The world of bronze had been one dominated by a clearly defined elite — those with the power and the will to control resources like locally produced food surplus and luxury imports like foreign metalwork. The early part of the Iron Age was quite different. It appears to have been a time when people lived quieter, less ostentatious lives. Climate change was making life harder, concentrating minds and hands. Rather than bronze from far afield, people relied now on tools made from raw materials collected close to home. After millennia of connections to the wider world — and of a steady flow of foreign ideas and influences — the Scandinavian world seems to have drawn in upon itself and become altogether more selfrelian
t. It may have been a time of consolidation, when society adjusted to altered circumstances and looked inwards rather than out.

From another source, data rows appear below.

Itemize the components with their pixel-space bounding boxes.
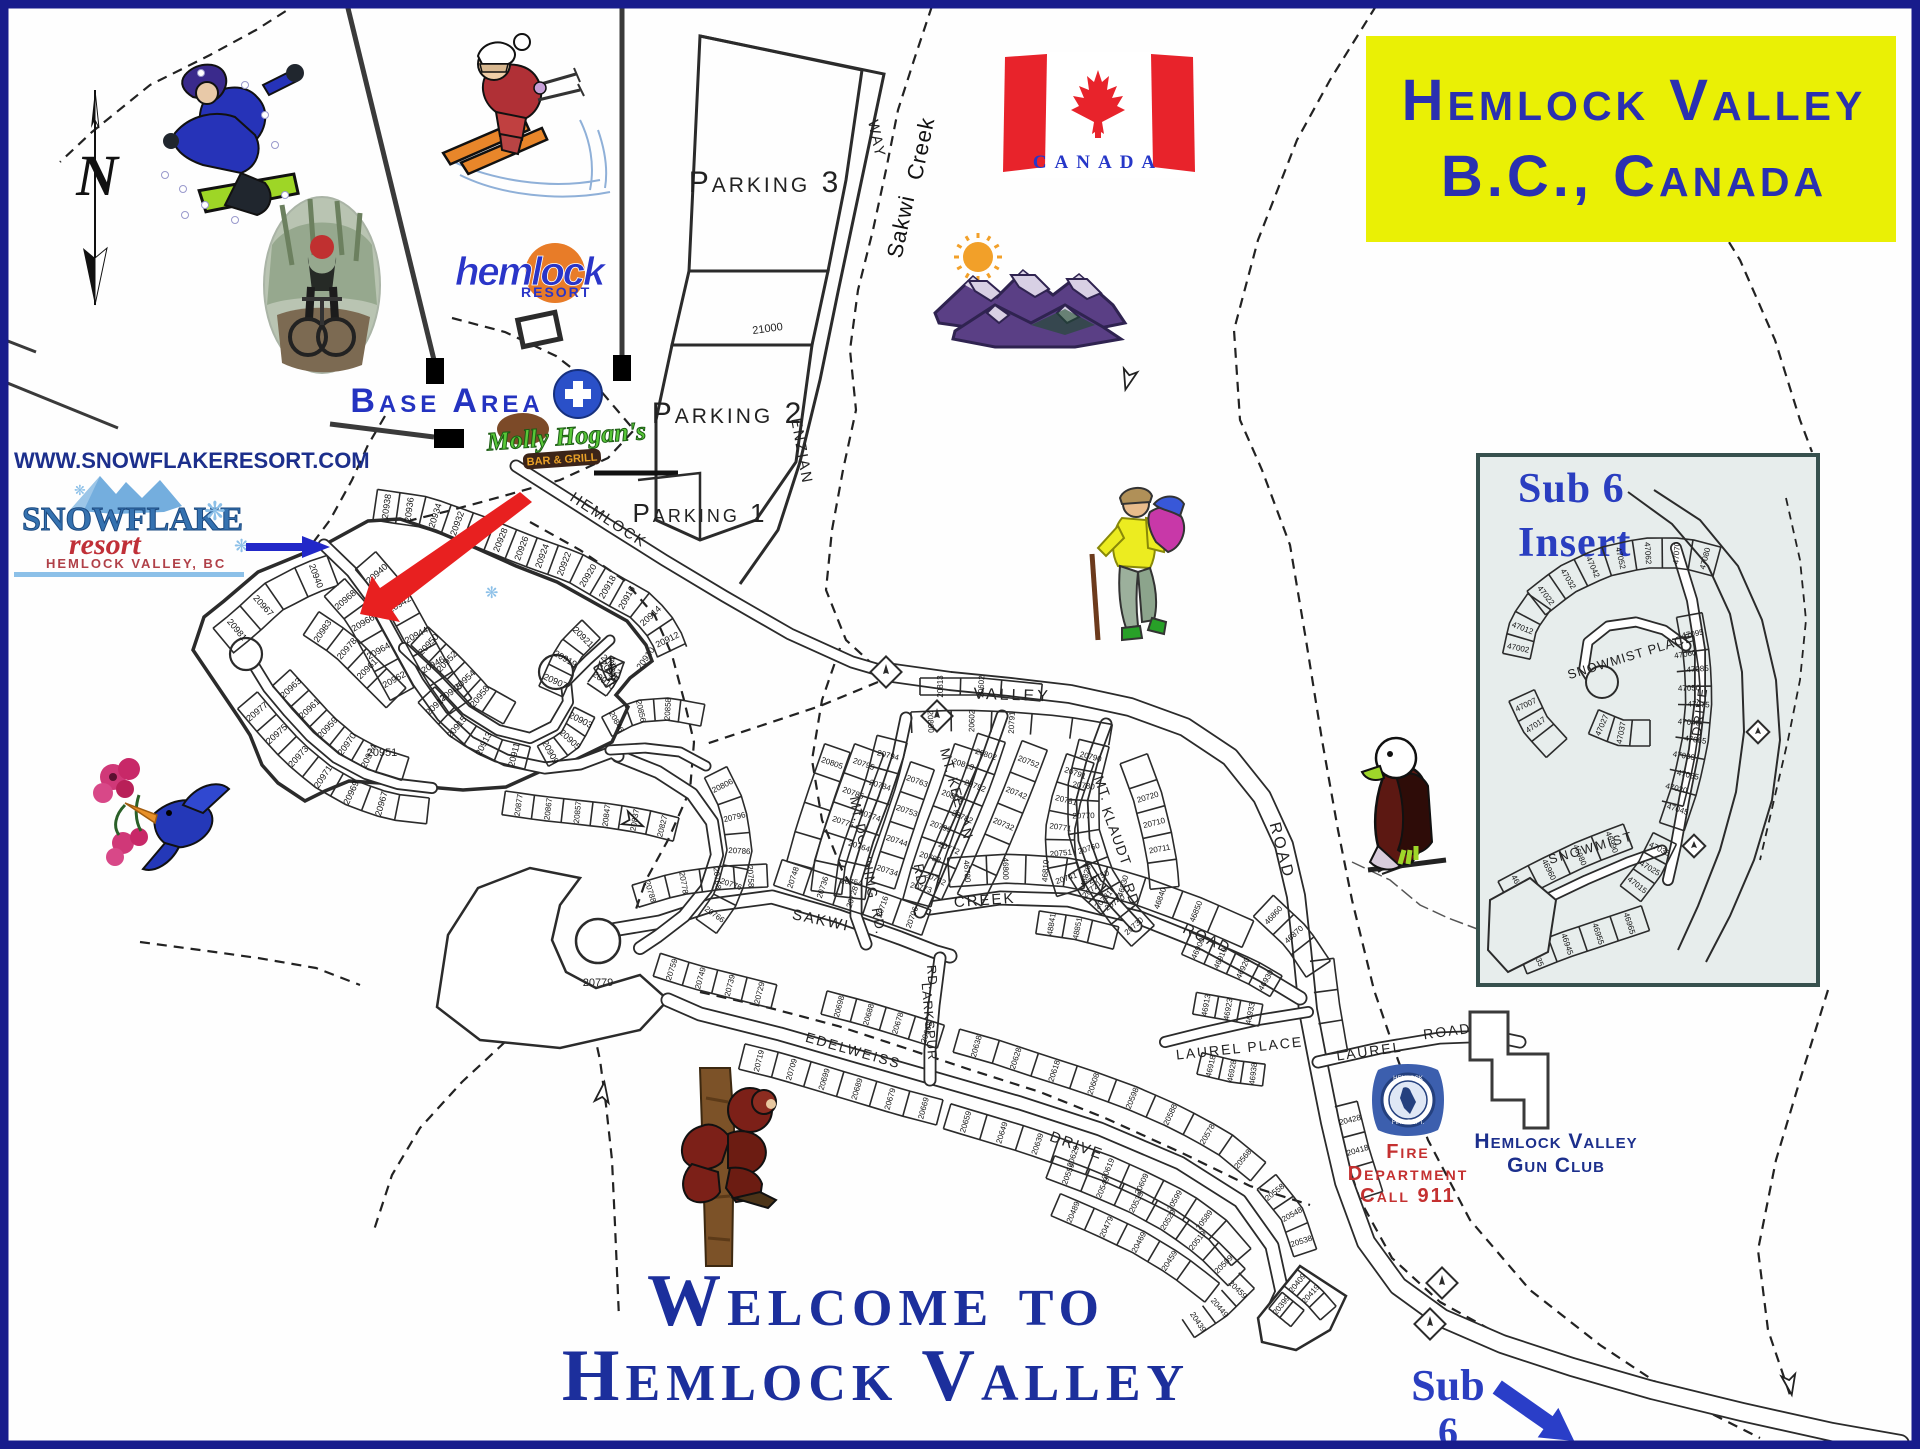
svg-text:Department: Department [1348,1163,1469,1185]
svg-text:20800: 20800 [926,710,936,733]
svg-text:20779: 20779 [583,977,614,989]
svg-text:46800: 46800 [1001,858,1010,881]
svg-text:Parking 2: Parking 2 [652,397,805,430]
svg-text:Hemlock Valley: Hemlock Valley [562,1335,1190,1417]
svg-text:❋: ❋ [485,585,498,602]
svg-text:Hemlock Valley: Hemlock Valley [1402,68,1867,133]
svg-text:Call 911: Call 911 [1360,1185,1455,1207]
svg-text:HEMLOCK VALLEY, BC: HEMLOCK VALLEY, BC [46,556,226,571]
svg-text:FIRE DEPT.: FIRE DEPT. [1392,1120,1425,1126]
svg-text:47062: 47062 [1643,542,1654,565]
svg-text:Welcome to: Welcome to [647,1260,1105,1342]
svg-text:20602: 20602 [976,675,986,698]
svg-text:20791: 20791 [1007,711,1017,734]
svg-text:20786: 20786 [728,846,751,856]
svg-text:47070: 47070 [1671,541,1682,564]
svg-text:RD.: RD. [924,964,941,991]
svg-text:WWW.SNOWFLAKERESORT.COM: WWW.SNOWFLAKERESORT.COM [14,448,370,473]
svg-text:N: N [75,143,120,208]
svg-text:RESORT: RESORT [521,284,591,300]
svg-text:Parking 3: Parking 3 [689,166,842,199]
svg-text:20951: 20951 [367,747,398,759]
svg-text:Sub 6: Sub 6 [1518,466,1625,512]
svg-text:47085: 47085 [1686,664,1709,675]
svg-text:20770: 20770 [1072,811,1095,820]
svg-text:❋: ❋ [74,482,86,498]
svg-text:46810: 46810 [1040,859,1051,882]
svg-text:HEMLOCK: HEMLOCK [1393,1076,1423,1082]
svg-text:❋: ❋ [204,496,226,526]
svg-text:20602: 20602 [967,709,976,732]
svg-text:B.C., Canada: B.C., Canada [1441,144,1827,209]
svg-text:Sub: Sub [1411,1361,1484,1410]
svg-text:46780: 46780 [962,860,973,883]
svg-text:Fire: Fire [1386,1141,1430,1163]
svg-text:20858: 20858 [663,697,673,720]
svg-text:Gun Club: Gun Club [1507,1154,1605,1177]
svg-text:Hemlock Valley: Hemlock Valley [1474,1130,1637,1153]
svg-text:20813: 20813 [936,675,945,698]
svg-text:CANADA: CANADA [1033,152,1163,173]
svg-text:20758: 20758 [745,865,755,888]
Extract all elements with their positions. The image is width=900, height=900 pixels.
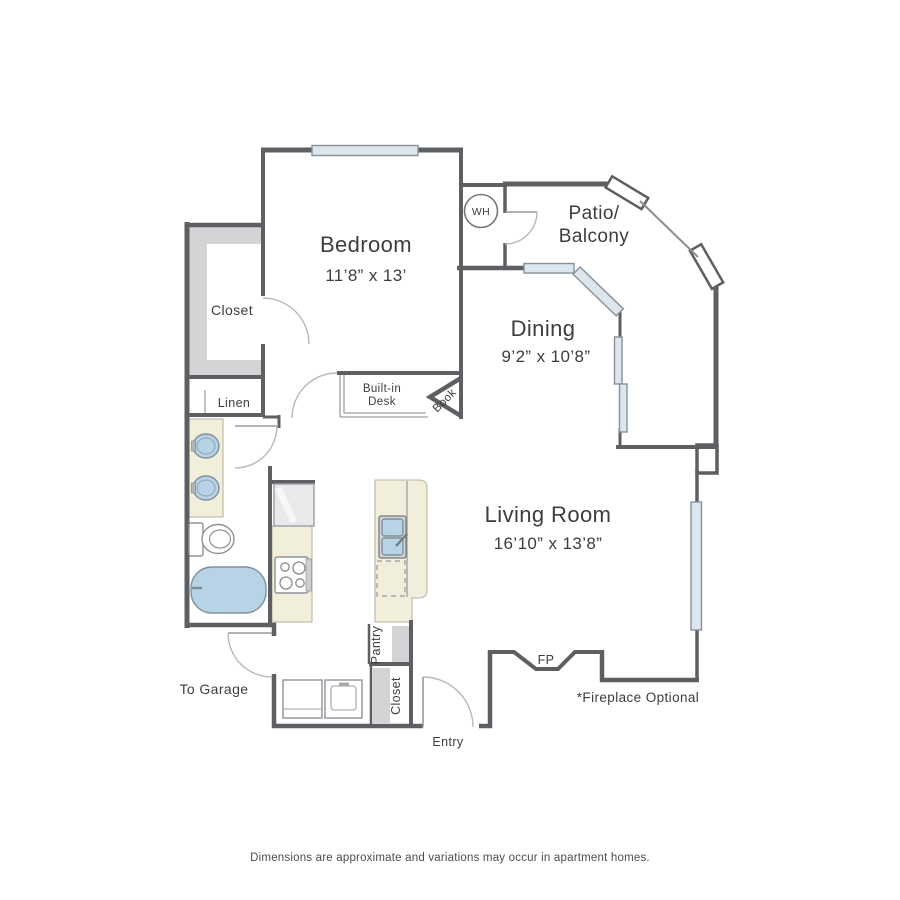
entry-closet-shelf-band	[373, 668, 390, 723]
disclaimer-text: Dimensions are approximate and variation…	[250, 852, 650, 864]
patio-corner-post-lower	[690, 244, 723, 289]
dryer-control-icon	[339, 683, 349, 687]
vanity-faucet-2-icon	[192, 483, 196, 493]
to-garage-label: To Garage	[180, 681, 249, 697]
dining-label: Dining	[511, 316, 576, 341]
window-dining-east-2	[620, 384, 628, 432]
window-bedroom	[312, 146, 418, 156]
door-arc-wh	[505, 212, 537, 244]
fireplace-label: FP	[538, 653, 555, 667]
pantry-label: Pantry	[369, 625, 383, 664]
window-living-east	[691, 502, 702, 630]
floorplan-page: Bedroom 11’8” x 13’ Dining 9’2” x 10’8” …	[0, 0, 900, 900]
living-room-dims: 16’10” x 13’8”	[494, 534, 603, 553]
patio-label-line1: Patio/	[569, 203, 620, 224]
pantry-shelf-band	[392, 626, 410, 662]
entry-closet-label: Closet	[389, 677, 403, 715]
door-arc-bathroom	[235, 426, 277, 468]
stove-front-edge	[306, 559, 312, 591]
bedroom-label: Bedroom	[320, 232, 412, 257]
dryer-door-icon	[331, 686, 356, 710]
patio-label-line2: Balcony	[559, 226, 629, 247]
door-arc-entry	[423, 677, 473, 727]
desk-label-line1: Built-in	[363, 383, 401, 395]
desk-label-line2: Desk	[368, 396, 396, 408]
wall-column-notch	[697, 445, 717, 473]
vanity-faucet-1-icon	[192, 441, 196, 451]
walkin-closet-label: Closet	[211, 302, 253, 318]
walls	[187, 148, 723, 728]
toilet-tank-icon	[189, 523, 203, 556]
bathtub-icon	[191, 567, 266, 613]
door-arc-bedroom	[292, 373, 337, 418]
entry-label: Entry	[432, 735, 464, 749]
window-dining-north	[524, 264, 574, 274]
fireplace-note: *Fireplace Optional	[577, 690, 699, 705]
washer-icon	[283, 680, 322, 718]
window-dining-diagonal	[573, 267, 623, 316]
water-heater-label: WH	[472, 206, 490, 218]
door-arc-walkin-closet	[263, 298, 309, 344]
stove-icon	[275, 557, 308, 593]
linen-label: Linen	[218, 396, 251, 410]
floorplan-drawing: Bedroom 11’8” x 13’ Dining 9’2” x 10’8” …	[0, 0, 900, 900]
island-sink-basin-1	[382, 519, 403, 536]
living-room-label: Living Room	[485, 502, 612, 527]
dining-dims: 9’2” x 10’8”	[502, 347, 591, 366]
patio-railing	[640, 201, 698, 257]
door-arc-garage	[228, 633, 272, 677]
toilet-bowl-icon	[202, 525, 234, 554]
bedroom-dims: 11’8” x 13’	[325, 266, 407, 285]
window-dining-east-1	[615, 337, 623, 384]
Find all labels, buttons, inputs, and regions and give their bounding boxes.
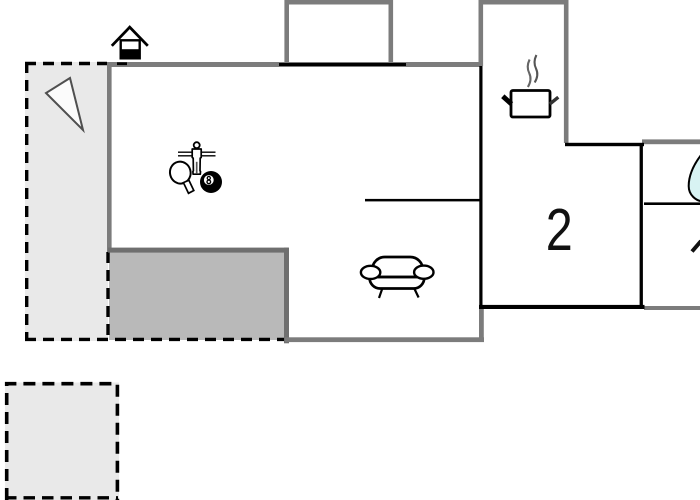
svg-text:2: 2 bbox=[546, 197, 573, 263]
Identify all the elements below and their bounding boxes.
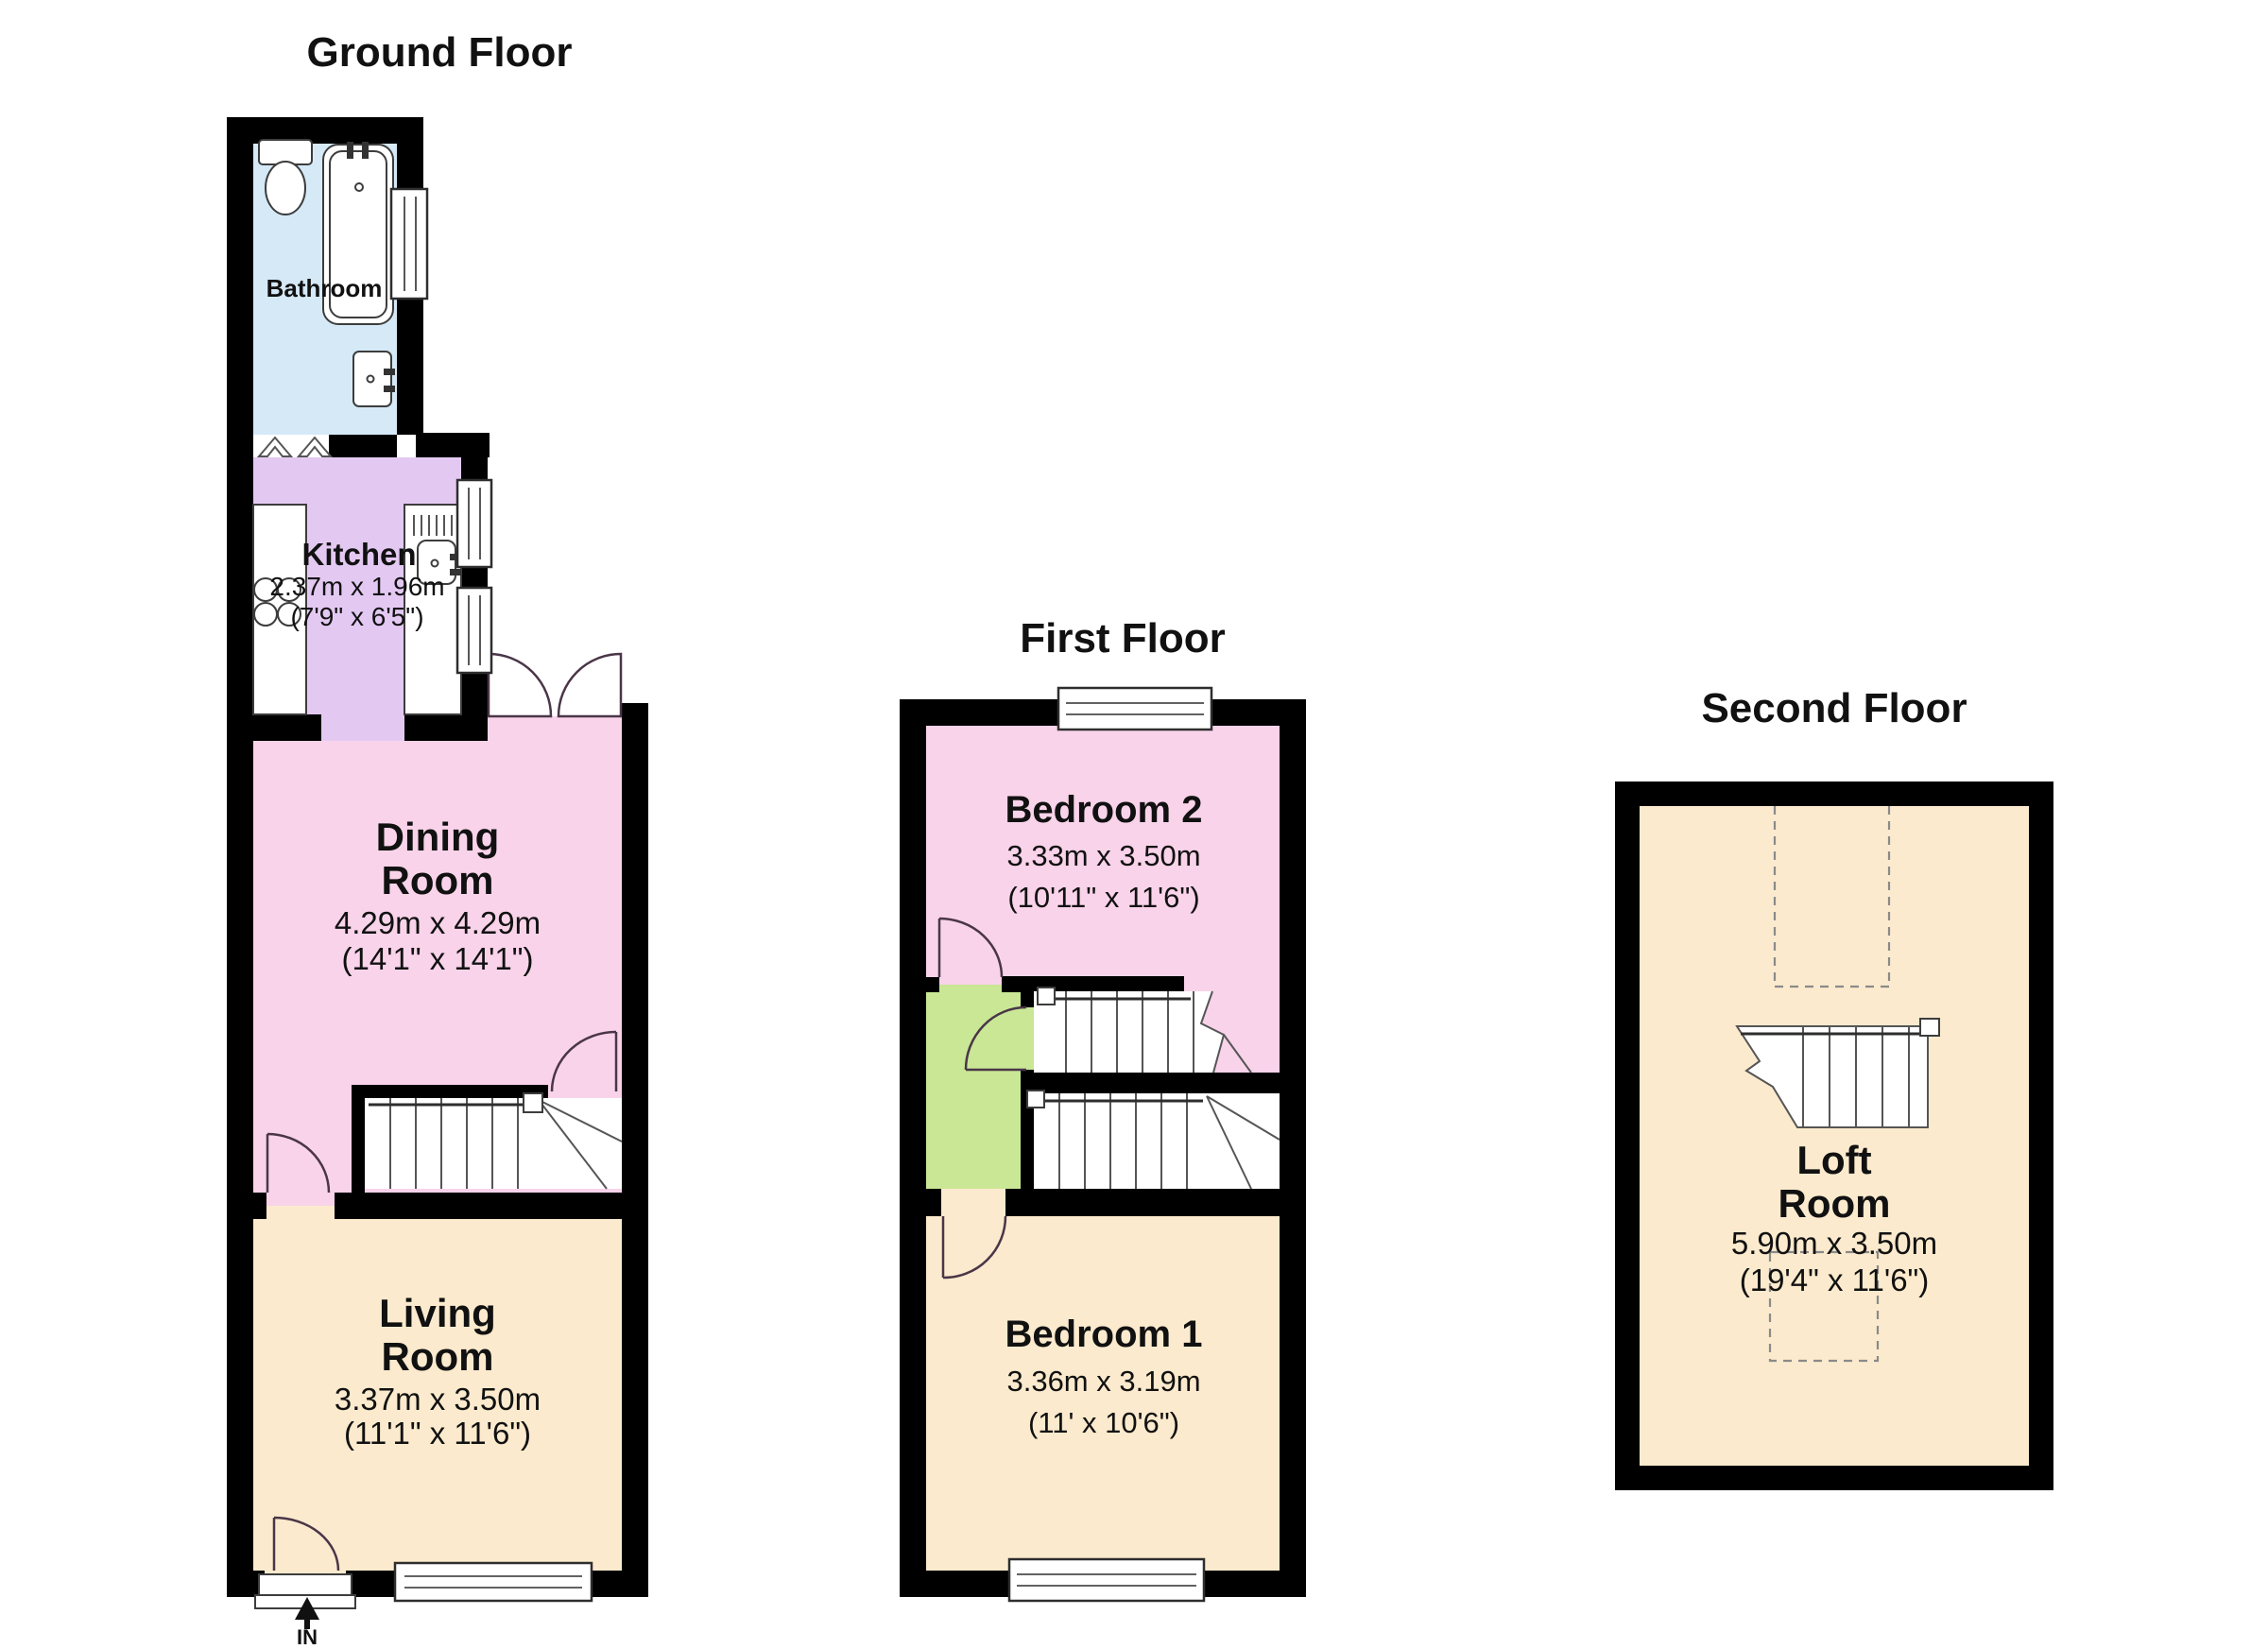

At least one tradition continued, however: that of making offerings to the gods. It had begun at least as early as the Neolithic period with deposits of tools and trinkets, as well as the occasional animal sacrifice. During the Bronze Age it was about weapons, and also domestic items like cauldrons and cooking pots. Often those items were deliberately broken — cauldrons crushed, sword blades bent double. It would have been plain to all who witnessed the destruction that those items were no longer for the use of people; now and for ever they belonged to the gods instead. But as the Iron Age got under way, the appetites of the gods grew sinister indeed.
Maybe the deteriorating climate seemed like a punishment from above. The incessant rain made the soil heavy, leaching it of its nutrients so that crops failed to thrive. All was doom, gloom and desperation. It may well have occurred to some that the time had come to make a new peace with the unhappy gods — even if it meant paying a higher price. If things were no longer enough to ensure the goodwill of unseen, all-powerful forces, then perhaps life itself would have to be given away.
Whatever the explanation it is certainly true that the first centuries of the Iron Age were a time when Danish men and women were being put to death by their fellows so that their bodies might be offered up as gifts to the gods. Lakes and bogs had been deemed suitable for other votive offerings — swords and cauldrons and so on — and it was to those same places that the victims of human sacrifice were taken. Tacitus himself recorded evidence of the gory spectacle among the Germanic Semnones tribe, during the first century AD:
At an appointed time all tribes meet … in a forest consecrated by their ancestors, surrounded by fear, sacred from the dawn of time. There, on behalf of those assembled, they celebrate the commencement of their barbaric cult with a human sacrifice.